HESI RN
HESI Medical Surgical Practice Exam Quizlet
1. In a client with congestive heart failure, the nurse would be correct in withholding a dose of digoxin without specific instruction from the healthcare provider if the client's
- A. serum digoxin level is 1.5 ng/mL.
- B. blood pressure is 104/68 mmHg.
- C. serum potassium level is 3 mEq/L.
- D. apical pulse is 68/min.
Correct answer: C
Rationale: The correct answer is C. Hypokalemia can precipitate digitalis toxicity in individuals on digoxin, increasing the risk of dangerous dysrhythmias. A serum potassium level of 3 mEq/L is below the normal range (3.5 to 5.5 mEq/L) and indicates hypokalemia, which can potentiate the effects of digoxin. Choices A, B, and D are not directly related to the potential for digitalis toxicity. Serum digoxin level of 1.5 ng/mL is within the therapeutic range, blood pressure of 104/68 mmHg is not a contraindication for administering digoxin, and an apical pulse of 68/min is within the normal range and not a reason to withhold digoxin.
2. A client has a chest drainage system in place. The fluid in the water seal chamber rises and falls during inspiration and expiration. The nurse interprets this finding as an indication that:
- A. The tube is patent
- B. There is probably a kink in the tubing
- C. Suction should be added to the system
- D. The client is retaining airway secretions
Correct answer: A
Rationale: The correct answer is A: 'The tube is patent.' When the fluid in the water seal chamber rises and falls during inspiration and expiration, it indicates that the chest tube is patent, allowing for proper drainage. Choice B is incorrect because a kink in the tubing would obstruct the flow of fluid, leading to abnormal fluctuations in the water seal chamber. Choice C is incorrect as adding suction to the system is not indicated based on the described finding. Choice D is incorrect as the rising and falling of fluid in the water seal chamber is not indicative of the client retaining airway secretions.
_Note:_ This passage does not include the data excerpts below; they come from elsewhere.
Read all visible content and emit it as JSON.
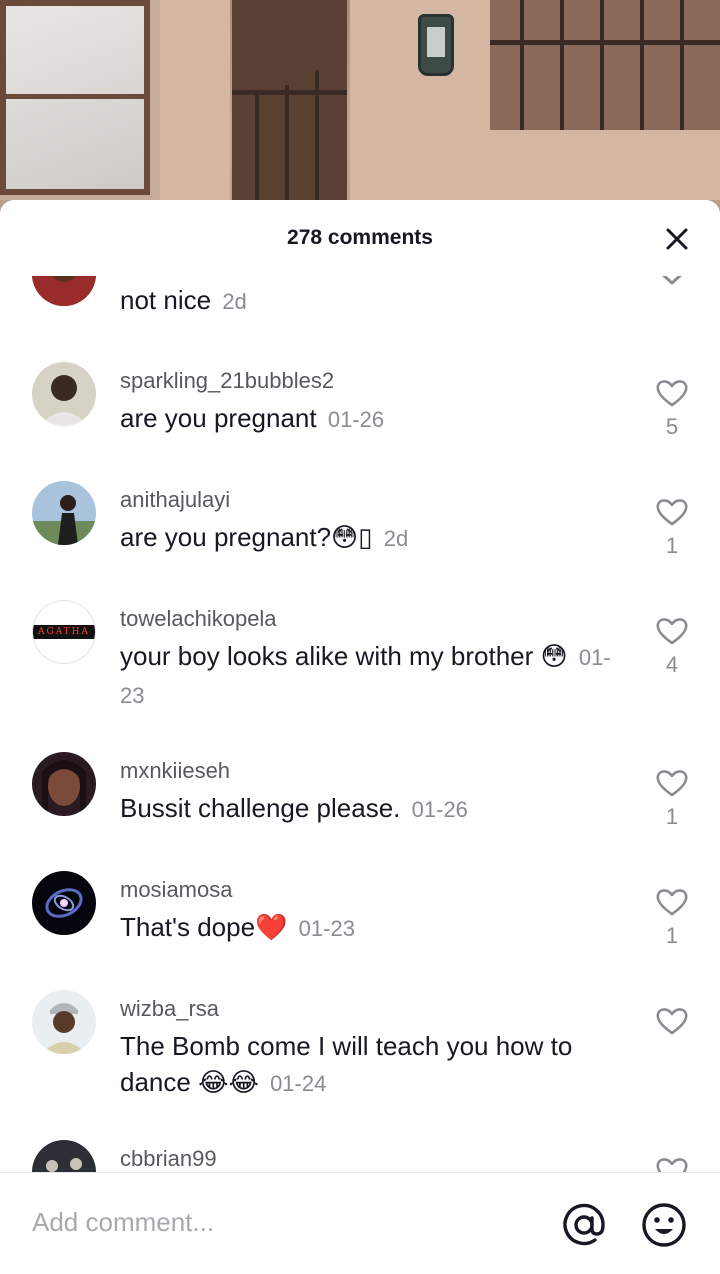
{
  "sheet": {
    "title": "278 comments"
  },
  "comments": [
    {
      "username": "",
      "text": "not nice",
      "time": "2d",
      "likes": ""
    },
    {
      "username": "sparkling_21bubbles2",
      "text": "are you pregnant",
      "time": "01-26",
      "likes": "5"
    },
    {
      "username": "anithajulayi",
      "text": "are you pregnant?😳▯",
      "time": "2d",
      "likes": "1"
    },
    {
      "username": "towelachikopela",
      "text": "your boy looks alike with my brother 😳",
      "time": "01-23",
      "likes": "4",
      "avatar_text": "AGATHA"
    },
    {
      "username": "mxnkiieseh",
      "text": "Bussit challenge please.",
      "time": "01-26",
      "likes": "1"
    },
    {
      "username": "mosiamosa",
      "text": "That's dope❤️",
      "time": "01-23",
      "likes": "1"
    },
    {
      "username": "wizba_rsa",
      "text": "The Bomb come I will teach you how to dance 😂😂",
      "time": "01-24",
      "likes": ""
    },
    {
      "username": "cbbrian99",
      "text": "",
      "time": "",
      "likes": ""
    }
  ],
  "footer": {
    "placeholder": "Add comment..."
  },
  "colors": {
    "text": "#161823",
    "secondary": "#8a8b91",
    "heart": "#8a8b91",
    "emoji_red": "#d0021b"
  },
  "icons": [
    "close-icon",
    "heart-icon",
    "chevron-down-icon",
    "at-sign-icon",
    "emoji-icon"
  ]
}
3. A nurse assesses a client who is recovering from a radical nephrectomy for renal cell carcinoma. The nurse notes that the client’s blood pressure has decreased from 134/90 to 100/56 mm Hg and urine output is 20 mL for this past hour. Which action should the nurse take?
- A. Position the client to lay on the surgical incision.
- B. Measure the specific gravity of the client’s urine.
- C. Administer intravenous pain medications.
- D. Assess the rate and quality of the client’s pulse.
Correct answer: D
Rationale: The nurse should first fully assess the client for signs of volume depletion and shock, and then notify the provider. The radical nature of the surgery and the proximity of the surgery to the adrenal gland put the client at risk for hemorrhage and adrenal insufficiency. Hypotension is a clinical manifestation associated with both hemorrhage and adrenal insufficiency. Hypotension is particularly dangerous for the remaining kidney, which must receive adequate perfusion to function effectively. Re-positioning the client, measuring specific gravity, and administering pain medication would not provide data necessary to make an appropriate clinical decision, nor are they appropriate interventions at this time.
4. The nurse is collecting information from a client with chronic pancreatitis who reports persistent gnawing abdominal pain. To help the client manage the pain, which assessment data is most important for the nurse to obtain?
- A. Presence and activity of bowel sounds
- B. Color and consistency of feces
- C. Eating patterns and dietary intake
- D. Level and amount of physical activity
Correct answer: C
Rationale: In chronic pancreatitis, managing abdominal pain is crucial, and assessing the client's eating patterns and dietary intake is essential. Dietary modifications can help alleviate symptoms and reduce the workload on the pancreas. Choices A, B, and D are not directly related to pain management in chronic pancreatitis. Bowel sounds, fecal characteristics, and physical activity may provide important information in other conditions but are not the priority in this scenario.
5. When conducting discharge teaching for a client diagnosed with diverticulosis, which diet instruction should the nurse include?
- A. Eat a high-fiber diet and increase fluid intake.
- B. Have small frequent meals and sit up for at least two hours after meals.
- C. Eat a bland diet and avoid spicy foods.
- D. Eat a soft diet with increased intake of milk and milk products.
Correct answer: A
Rationale: A high-fiber diet with increased fluid intake is the most appropriate diet instruction for a client diagnosed with diverticulosis. High-fiber foods help prevent constipation and promote bowel regularity, reducing the risk of complications such as diverticulitis. Adequate fluid intake is crucial to soften stool and aid in digestion. Choice B, having small frequent meals and sitting up after meals, may be beneficial for some gastrointestinal conditions but is not specific to diverticulosis. Choice C, eating a bland diet and avoiding spicy foods, is not necessary for diverticulosis management. Choice D, consuming a soft diet with increased milk and milk products, may worsen symptoms in diverticulosis due to the potential for increased gas production and bloating.